Natuurlijk mogen we gewoon meezingen bij Cecilia en Dreamweaver, maar Party like it’s 1929 komt toch net wat feestelijker over met volledige bezitting. Uiteindelijk speelt Dybdahl dan toch nog een geheel nieuw, onuitgebracht nummer. Dat werd tijd, aangezien Waiting for that one clear moment al ruim twee jaar oud is, en er daarvoor en daarna alleen maar (internationale) compilaties werden uitgebracht. Dybdahl lijkt dan ook al enige tijd bezig met greatest hits tours. Gelukkig duikt Dybdahl op korte termijn de studio in om een nieuwe cd op te nemen. Dat belooft wat.

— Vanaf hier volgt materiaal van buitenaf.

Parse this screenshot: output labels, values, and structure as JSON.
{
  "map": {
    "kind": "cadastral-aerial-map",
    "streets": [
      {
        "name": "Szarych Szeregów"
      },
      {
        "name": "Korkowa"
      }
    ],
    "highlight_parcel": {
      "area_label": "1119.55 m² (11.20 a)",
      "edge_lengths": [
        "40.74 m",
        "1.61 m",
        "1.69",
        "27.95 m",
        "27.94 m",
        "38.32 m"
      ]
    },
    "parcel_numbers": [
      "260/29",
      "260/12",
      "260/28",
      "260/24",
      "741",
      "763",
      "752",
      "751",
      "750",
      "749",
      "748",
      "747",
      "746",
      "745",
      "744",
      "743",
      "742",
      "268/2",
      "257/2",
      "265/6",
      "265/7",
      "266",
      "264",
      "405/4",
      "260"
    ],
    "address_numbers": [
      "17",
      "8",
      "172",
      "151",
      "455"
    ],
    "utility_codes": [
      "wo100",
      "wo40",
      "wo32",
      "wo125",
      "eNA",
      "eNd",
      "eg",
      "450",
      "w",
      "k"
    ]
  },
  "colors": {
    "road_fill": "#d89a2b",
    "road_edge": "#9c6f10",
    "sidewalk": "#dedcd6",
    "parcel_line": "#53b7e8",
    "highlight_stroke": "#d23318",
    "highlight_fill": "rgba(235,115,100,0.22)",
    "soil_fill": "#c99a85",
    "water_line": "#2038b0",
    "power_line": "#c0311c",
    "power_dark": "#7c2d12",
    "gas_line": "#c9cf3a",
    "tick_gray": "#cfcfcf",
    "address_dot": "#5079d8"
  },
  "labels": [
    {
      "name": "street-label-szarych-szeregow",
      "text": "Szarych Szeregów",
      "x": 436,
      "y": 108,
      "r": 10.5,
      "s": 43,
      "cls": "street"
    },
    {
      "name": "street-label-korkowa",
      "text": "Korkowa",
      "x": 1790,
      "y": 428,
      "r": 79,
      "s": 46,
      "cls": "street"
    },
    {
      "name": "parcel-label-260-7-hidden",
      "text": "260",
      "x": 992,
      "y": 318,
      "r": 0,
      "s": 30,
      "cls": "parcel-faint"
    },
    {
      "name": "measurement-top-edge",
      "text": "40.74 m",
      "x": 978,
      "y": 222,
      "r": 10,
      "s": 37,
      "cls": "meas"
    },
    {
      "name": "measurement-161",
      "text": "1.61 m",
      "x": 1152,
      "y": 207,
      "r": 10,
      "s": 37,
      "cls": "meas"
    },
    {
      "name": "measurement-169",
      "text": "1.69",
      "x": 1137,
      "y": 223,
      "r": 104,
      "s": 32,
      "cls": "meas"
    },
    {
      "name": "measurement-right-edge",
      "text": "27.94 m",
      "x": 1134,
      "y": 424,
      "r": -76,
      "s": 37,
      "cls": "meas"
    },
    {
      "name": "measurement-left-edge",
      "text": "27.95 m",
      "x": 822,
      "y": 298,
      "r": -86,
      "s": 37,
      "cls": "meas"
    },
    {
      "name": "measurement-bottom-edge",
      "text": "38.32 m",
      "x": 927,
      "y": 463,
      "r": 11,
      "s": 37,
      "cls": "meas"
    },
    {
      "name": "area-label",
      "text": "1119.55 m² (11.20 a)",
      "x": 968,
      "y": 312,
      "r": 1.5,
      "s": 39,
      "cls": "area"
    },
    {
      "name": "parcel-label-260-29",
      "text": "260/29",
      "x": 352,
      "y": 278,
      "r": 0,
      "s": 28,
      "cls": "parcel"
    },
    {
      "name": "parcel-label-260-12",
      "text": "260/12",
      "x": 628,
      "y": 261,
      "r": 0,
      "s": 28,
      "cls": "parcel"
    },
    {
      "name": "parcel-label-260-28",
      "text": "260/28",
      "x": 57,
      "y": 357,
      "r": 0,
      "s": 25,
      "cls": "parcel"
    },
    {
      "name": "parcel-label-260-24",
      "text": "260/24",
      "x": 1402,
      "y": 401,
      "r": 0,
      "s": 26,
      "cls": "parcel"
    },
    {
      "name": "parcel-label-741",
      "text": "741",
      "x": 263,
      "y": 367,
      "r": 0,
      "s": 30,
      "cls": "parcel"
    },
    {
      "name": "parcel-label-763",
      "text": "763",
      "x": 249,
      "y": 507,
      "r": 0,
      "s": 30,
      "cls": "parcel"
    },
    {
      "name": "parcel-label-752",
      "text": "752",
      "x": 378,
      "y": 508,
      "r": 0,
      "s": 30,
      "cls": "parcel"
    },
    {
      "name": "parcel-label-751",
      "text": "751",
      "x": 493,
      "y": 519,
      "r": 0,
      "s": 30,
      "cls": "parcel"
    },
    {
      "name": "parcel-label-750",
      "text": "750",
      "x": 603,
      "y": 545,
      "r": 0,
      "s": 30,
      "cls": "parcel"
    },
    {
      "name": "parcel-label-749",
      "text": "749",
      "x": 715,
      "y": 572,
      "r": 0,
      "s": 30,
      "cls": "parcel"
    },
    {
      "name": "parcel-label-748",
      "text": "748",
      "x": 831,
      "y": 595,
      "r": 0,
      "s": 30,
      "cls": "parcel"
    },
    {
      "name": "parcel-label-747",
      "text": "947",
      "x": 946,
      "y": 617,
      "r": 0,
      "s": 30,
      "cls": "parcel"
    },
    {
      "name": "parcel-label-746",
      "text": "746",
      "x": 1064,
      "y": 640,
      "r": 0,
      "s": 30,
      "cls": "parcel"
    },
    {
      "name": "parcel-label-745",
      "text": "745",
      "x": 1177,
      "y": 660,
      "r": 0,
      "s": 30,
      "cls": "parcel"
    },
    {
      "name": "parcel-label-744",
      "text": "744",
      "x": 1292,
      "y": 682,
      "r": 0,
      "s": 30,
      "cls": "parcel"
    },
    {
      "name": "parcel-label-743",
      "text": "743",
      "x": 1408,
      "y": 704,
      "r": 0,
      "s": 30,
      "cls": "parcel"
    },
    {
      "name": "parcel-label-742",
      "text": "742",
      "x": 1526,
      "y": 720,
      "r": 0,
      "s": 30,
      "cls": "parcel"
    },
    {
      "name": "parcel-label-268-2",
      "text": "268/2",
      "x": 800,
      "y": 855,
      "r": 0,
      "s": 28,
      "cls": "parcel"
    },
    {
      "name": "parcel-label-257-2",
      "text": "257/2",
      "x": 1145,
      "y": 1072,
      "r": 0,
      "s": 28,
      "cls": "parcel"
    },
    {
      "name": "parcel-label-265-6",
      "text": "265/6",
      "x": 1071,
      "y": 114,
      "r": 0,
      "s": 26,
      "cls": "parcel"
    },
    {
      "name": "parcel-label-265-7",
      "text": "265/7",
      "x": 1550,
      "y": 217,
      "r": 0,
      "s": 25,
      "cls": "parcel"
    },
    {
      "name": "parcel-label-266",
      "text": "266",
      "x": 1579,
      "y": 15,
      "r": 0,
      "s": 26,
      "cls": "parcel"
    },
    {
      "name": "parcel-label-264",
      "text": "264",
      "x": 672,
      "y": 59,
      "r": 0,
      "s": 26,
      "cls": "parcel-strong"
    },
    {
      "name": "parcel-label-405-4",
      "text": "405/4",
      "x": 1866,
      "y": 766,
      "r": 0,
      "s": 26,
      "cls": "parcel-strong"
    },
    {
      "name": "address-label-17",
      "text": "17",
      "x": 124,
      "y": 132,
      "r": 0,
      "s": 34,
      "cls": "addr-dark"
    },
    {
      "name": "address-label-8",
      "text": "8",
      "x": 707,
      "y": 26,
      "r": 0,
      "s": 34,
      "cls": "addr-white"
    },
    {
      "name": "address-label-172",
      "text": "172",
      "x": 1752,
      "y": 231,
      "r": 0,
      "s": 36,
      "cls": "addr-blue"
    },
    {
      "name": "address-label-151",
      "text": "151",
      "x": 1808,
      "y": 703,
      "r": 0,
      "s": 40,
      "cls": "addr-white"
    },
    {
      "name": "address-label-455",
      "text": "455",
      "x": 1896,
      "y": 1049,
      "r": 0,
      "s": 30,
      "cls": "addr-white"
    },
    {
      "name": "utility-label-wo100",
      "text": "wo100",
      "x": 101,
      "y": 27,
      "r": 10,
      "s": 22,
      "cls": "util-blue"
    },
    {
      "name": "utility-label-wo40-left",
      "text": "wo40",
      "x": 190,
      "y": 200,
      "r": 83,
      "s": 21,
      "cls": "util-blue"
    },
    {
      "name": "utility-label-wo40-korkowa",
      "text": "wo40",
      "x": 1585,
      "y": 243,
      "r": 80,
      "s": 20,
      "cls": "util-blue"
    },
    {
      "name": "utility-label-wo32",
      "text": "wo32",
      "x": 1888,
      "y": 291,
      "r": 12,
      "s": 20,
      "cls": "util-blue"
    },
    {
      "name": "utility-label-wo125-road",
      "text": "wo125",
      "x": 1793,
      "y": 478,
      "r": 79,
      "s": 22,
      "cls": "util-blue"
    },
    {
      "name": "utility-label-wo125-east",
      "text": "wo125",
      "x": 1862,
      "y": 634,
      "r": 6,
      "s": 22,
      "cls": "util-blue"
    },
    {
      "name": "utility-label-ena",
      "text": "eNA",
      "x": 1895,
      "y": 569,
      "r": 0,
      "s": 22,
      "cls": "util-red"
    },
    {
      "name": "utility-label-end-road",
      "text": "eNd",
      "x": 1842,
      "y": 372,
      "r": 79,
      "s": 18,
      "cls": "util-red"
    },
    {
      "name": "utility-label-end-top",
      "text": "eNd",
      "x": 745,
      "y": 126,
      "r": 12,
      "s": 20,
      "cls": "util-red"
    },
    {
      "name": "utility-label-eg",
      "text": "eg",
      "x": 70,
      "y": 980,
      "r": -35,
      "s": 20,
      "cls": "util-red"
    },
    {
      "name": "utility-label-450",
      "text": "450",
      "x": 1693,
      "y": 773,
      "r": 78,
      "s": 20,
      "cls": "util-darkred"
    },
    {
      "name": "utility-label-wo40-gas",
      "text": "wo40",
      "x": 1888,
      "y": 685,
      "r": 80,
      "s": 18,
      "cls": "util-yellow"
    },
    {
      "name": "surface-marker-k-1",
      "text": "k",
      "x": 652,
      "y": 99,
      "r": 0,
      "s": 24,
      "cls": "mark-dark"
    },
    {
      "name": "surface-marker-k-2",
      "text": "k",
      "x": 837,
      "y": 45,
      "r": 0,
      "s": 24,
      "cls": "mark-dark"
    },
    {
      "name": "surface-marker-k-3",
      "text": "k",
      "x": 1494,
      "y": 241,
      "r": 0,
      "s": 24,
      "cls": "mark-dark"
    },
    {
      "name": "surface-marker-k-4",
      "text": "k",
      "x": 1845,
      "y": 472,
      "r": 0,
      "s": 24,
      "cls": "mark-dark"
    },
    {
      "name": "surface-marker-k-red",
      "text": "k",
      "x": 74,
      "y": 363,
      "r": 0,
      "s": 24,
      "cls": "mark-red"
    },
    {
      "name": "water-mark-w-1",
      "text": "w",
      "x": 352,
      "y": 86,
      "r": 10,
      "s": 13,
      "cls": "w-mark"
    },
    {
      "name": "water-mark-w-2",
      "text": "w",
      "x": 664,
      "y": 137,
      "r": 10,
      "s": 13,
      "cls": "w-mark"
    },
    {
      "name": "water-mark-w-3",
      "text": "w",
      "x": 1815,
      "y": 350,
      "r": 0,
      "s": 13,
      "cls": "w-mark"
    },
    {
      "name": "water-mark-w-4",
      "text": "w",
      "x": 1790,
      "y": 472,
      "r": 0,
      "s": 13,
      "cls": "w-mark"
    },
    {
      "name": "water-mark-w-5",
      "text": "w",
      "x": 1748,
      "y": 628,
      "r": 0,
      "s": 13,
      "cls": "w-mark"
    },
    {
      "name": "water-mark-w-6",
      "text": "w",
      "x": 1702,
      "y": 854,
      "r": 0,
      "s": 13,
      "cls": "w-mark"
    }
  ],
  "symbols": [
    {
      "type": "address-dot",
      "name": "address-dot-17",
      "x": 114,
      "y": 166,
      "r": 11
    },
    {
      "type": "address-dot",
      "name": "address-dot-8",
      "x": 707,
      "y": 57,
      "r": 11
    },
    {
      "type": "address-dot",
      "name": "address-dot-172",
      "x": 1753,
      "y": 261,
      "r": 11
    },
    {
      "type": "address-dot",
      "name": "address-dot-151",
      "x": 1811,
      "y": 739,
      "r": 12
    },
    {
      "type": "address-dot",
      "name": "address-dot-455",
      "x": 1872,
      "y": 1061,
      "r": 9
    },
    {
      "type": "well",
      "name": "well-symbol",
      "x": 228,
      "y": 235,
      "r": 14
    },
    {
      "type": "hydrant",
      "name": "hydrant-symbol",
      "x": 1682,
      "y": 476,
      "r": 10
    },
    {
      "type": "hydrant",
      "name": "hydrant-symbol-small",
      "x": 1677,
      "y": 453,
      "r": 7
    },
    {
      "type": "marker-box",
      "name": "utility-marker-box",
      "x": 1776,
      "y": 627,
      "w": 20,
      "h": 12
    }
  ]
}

Vanavond valt Dybdahl in ieder geval weinig te verwijten. Dybdahl speelt weer mooi en lijkt het prima naar zijn zin te hebben en de arrangementen passen goed bij de nummers. De bas staat misschien wat zacht – waardoor die moeilijk te horen is, maar dat is dan ook echt de enige smet op de avond. Daar laten wij deze mooie avond niet door verpesten. En als de avond al niets anders met me doet, dan is het wel me laten hopen dat er nog talloze fantastische artiesten Roepaen mogen aandoen voor zo’n intiem concert. Altijd meer.